Species of flowering plant

Beyeria lechenaultii (common name - pale turpentine bush) is a species of dioecious (rarely monoecious) flowering plant in the spurge family, Euphorbiaceae, that is endemic to Australia.

It was first described in 1817 by Augustin Pyramus de Candolle as Hemistemma lechenaultii, using a specimen collected on St Francis Island, South Australia but in 1866 Henri Ernest Baillon assigned the species to the genus, Beyeria. The specific epithet, lechenaultii, honours the French botanist, Jean-Baptiste Leschenault de La Tour.

== Description ==
Beyeria lechenaultii is a sticky shrub which grows up to 1.5 m high.
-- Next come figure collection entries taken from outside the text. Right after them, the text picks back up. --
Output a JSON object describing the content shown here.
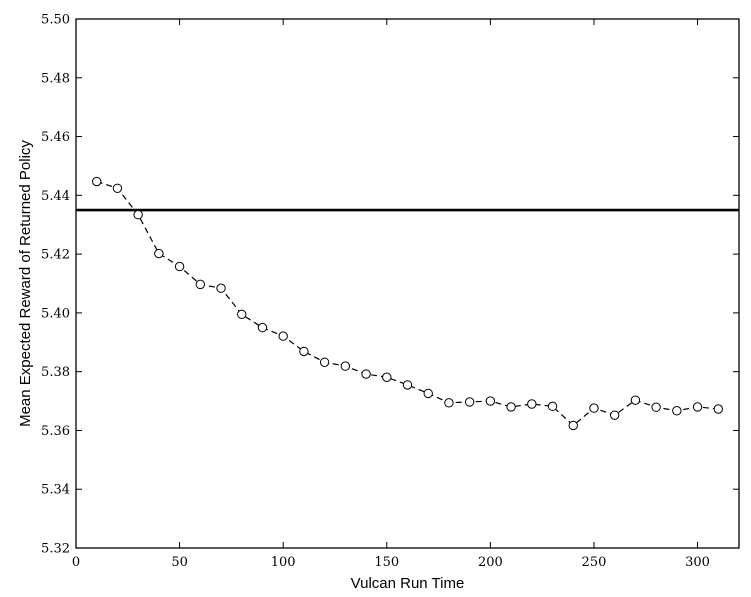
{
  "chart_data": {
    "type": "line",
    "title": "",
    "xlabel": "Vulcan Run Time",
    "ylabel": "Mean Expected Reward of Returned Policy",
    "xlim": [
      0,
      320
    ],
    "ylim": [
      5.32,
      5.5
    ],
    "xticks": [
      0,
      50,
      100,
      150,
      200,
      250,
      300
    ],
    "yticks": [
      5.32,
      5.34,
      5.36,
      5.38,
      5.4,
      5.42,
      5.44,
      5.46,
      5.48,
      5.5
    ],
    "xtick_labels": [
      "0",
      "50",
      "100",
      "150",
      "200",
      "250",
      "300"
    ],
    "ytick_labels": [
      "5.32",
      "5.34",
      "5.36",
      "5.38",
      "5.40",
      "5.42",
      "5.44",
      "5.46",
      "5.48",
      "5.50"
    ],
    "grid": false,
    "legend": "none",
    "series": [
      {
        "style": "dashed line with open circle markers",
        "color": "#000000",
        "x": [
          10,
          20,
          30,
          40,
          50,
          60,
          70,
          80,
          90,
          100,
          110,
          120,
          130,
          140,
          150,
          160,
          170,
          180,
          190,
          200,
          210,
          220,
          230,
          240,
          250,
          260,
          270,
          280,
          290,
          300,
          310
        ],
        "y": [
          5.4447,
          5.4424,
          5.4334,
          5.4202,
          5.4158,
          5.4097,
          5.4084,
          5.3995,
          5.395,
          5.3921,
          5.3869,
          5.3832,
          5.3819,
          5.3792,
          5.3781,
          5.3755,
          5.3726,
          5.3694,
          5.3697,
          5.37,
          5.368,
          5.369,
          5.3682,
          5.3617,
          5.3676,
          5.3652,
          5.3703,
          5.3679,
          5.3667,
          5.368,
          5.3673
        ]
      }
    ],
    "reference_lines": [
      {
        "orientation": "horizontal",
        "y": 5.435,
        "color": "#000000",
        "style": "solid"
      }
    ]
  }
}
Its leaves are oblong to linear, and the margins are sometimes recurved. The lower surfaces are woolly except on the midrib. The male flowers are found in groups of one to three, on a sticky stalk which is 1–6 mm long. The sepals of the male flowers are plus or minus sticky. The female flowers are solitary on whitish stalks which lengthen when in fruit. The sepals of the female flowers are about 2 mm long and whitish. The stigma has 3 broad recurved (curved backwards) lobes at its base. The capsule is ovoid to globose, and the stigma persists. It usually has three seeds which are about 5 mm long and reddish-brown. It flowers in spring.

In New South Wales it is usually an understorey shrub in mallee communities.

==Uses==
The Noongar people of southwest Western Australia drank decoctions of the leaves to treat tuberculosis and fevers.